41.000 working to finish Suez Canal expansion

suez canal

It's one of several major projects announced by President El-Sisi to help boost Egypt's struggling economy.

It's arguably the most strategic strip of water in the world.

The Suez Canal provides a vital lifeline between East and West.

Now El-Sisi hopes its facelift can breathe new life into Egypt's economy.

Everything about this project is ambitious.

From the funding, taking eight days to raise almost $9 billion, all sourced from Egyptian citizens.

To the date of completion, one year.

The president gave responsibility to retired Vice Admiral Mohab Mameesh.

"It would take five years, but we pushed and we made a pressure at the time and it will arrive in three years. But when he told me in one year, I said yes, I will do it and changed all the plan,” Mameesh said.

Since the project's start 10 months ago, 41,000 work around the clock to move half a trillion cubic meters of earth.

The additional 70 kilometers, 43.5 miles, turns the whole Suez Canal into a two-lane highway.

Egypt's mega project will support the world's mega ships.

Nearly a tenth of all global maritime trade passes through the Suez Canal. So if you're in Europe and order something like an iPhone from Asia, it'll pass through Egypt first.

The improvements mean you'll receive the latest gadgets sooner.

Last year the canal earned roughly $5.5 billion.

The government forecasts $13.5 billion by 2023.

Ambitious, with global trade increasing at only around 5 percent annually.

"The $13 billion is slated to come from passage fees and from the increase in number of ships but also efficiency and increase of maritime services presented to passing ships,” Mameesh said.

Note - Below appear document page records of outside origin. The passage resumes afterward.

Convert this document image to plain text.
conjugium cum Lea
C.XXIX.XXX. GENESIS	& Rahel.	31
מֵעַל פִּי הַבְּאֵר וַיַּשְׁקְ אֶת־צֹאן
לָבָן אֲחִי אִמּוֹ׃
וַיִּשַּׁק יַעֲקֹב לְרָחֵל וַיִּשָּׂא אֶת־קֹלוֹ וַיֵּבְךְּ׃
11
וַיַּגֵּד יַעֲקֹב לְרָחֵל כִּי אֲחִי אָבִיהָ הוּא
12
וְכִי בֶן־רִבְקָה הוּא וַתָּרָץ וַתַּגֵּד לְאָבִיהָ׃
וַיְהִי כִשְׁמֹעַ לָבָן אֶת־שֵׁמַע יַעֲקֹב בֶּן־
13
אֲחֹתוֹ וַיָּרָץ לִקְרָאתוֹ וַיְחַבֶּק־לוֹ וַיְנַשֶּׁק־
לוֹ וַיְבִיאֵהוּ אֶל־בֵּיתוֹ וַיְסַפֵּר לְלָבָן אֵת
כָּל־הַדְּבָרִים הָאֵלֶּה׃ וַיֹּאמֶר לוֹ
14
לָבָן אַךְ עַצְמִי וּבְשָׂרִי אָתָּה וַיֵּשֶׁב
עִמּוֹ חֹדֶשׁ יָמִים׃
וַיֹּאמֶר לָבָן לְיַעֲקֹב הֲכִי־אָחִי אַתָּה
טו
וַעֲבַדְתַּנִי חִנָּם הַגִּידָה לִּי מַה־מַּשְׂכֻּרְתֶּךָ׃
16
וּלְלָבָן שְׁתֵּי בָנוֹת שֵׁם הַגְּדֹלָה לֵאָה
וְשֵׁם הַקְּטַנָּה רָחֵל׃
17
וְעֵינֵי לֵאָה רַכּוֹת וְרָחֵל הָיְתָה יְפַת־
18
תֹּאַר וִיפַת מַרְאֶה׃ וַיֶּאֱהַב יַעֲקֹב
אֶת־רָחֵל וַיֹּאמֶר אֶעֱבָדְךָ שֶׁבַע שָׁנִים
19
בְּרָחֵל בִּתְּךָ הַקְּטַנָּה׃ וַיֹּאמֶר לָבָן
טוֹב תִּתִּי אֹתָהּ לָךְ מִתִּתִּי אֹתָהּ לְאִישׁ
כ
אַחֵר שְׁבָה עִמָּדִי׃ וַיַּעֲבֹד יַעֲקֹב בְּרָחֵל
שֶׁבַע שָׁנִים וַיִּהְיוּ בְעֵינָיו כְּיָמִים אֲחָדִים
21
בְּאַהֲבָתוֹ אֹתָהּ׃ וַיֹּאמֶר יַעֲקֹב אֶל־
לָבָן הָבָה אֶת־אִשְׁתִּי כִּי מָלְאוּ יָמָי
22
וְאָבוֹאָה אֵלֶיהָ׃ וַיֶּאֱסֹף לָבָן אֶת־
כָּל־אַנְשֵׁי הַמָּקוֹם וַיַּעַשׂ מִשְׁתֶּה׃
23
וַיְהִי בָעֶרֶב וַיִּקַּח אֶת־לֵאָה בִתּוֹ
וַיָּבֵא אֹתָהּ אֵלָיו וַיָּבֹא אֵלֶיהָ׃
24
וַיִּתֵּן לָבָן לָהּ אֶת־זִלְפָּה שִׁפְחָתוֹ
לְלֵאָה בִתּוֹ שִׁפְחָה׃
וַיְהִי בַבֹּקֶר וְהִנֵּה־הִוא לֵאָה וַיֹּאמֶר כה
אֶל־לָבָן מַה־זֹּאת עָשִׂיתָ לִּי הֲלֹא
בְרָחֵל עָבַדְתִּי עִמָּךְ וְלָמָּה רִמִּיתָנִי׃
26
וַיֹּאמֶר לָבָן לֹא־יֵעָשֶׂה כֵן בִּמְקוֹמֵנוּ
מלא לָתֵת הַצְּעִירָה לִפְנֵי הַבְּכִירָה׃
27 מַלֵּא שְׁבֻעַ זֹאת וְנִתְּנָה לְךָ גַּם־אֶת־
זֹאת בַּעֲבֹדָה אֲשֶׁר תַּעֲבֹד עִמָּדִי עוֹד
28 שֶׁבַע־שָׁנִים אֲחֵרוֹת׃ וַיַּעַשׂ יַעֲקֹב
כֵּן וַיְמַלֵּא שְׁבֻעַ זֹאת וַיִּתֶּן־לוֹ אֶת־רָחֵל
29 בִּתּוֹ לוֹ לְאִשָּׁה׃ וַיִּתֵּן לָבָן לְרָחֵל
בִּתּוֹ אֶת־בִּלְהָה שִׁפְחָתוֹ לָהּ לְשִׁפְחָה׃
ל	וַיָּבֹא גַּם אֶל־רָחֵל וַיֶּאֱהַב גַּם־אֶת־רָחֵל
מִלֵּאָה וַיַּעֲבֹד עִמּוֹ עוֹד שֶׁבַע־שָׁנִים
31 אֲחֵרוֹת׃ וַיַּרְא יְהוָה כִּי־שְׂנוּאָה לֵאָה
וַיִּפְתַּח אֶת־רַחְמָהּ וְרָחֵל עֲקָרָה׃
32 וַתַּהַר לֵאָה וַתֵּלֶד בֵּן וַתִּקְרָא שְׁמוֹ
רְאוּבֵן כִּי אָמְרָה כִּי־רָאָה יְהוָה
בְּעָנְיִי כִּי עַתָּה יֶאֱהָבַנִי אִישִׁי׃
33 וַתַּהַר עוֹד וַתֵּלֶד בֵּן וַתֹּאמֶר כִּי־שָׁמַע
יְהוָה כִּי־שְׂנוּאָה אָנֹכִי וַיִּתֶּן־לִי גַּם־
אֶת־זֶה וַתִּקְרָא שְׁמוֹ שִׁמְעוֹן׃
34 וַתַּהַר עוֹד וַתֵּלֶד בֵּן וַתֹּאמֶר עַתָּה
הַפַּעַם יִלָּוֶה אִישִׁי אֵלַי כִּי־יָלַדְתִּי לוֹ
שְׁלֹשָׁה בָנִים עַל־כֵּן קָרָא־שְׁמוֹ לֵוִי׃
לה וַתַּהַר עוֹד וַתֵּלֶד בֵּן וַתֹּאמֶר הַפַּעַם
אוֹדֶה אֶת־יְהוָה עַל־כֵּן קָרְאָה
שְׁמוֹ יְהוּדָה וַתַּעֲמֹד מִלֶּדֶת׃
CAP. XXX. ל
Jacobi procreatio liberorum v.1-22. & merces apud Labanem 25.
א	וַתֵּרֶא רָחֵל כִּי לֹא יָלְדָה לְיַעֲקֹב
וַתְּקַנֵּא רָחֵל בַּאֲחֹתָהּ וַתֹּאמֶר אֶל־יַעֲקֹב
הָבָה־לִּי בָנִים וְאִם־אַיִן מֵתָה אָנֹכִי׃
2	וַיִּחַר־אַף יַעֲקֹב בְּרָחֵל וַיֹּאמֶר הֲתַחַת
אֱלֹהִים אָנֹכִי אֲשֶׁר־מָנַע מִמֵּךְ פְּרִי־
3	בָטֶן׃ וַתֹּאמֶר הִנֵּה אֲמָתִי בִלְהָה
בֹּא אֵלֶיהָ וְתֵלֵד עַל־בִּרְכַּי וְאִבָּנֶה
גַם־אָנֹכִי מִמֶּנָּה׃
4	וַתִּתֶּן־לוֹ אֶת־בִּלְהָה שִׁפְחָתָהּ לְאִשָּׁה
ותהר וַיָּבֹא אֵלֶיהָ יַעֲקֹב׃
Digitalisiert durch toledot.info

One potential roadblock to all of this is security.

Militants wage a deadly insurgency next to the canal in northern Sinai.

About two years ago militants fired a rocket propelled grenade at a passing boat in the canal, though no one was killed in the attack.

Mameesh insists the boats are safe, protected by Egypt's massive military.

His main concern is reaching August's deadline.

And bringing the roughly 150-year-old canal into the 21st century.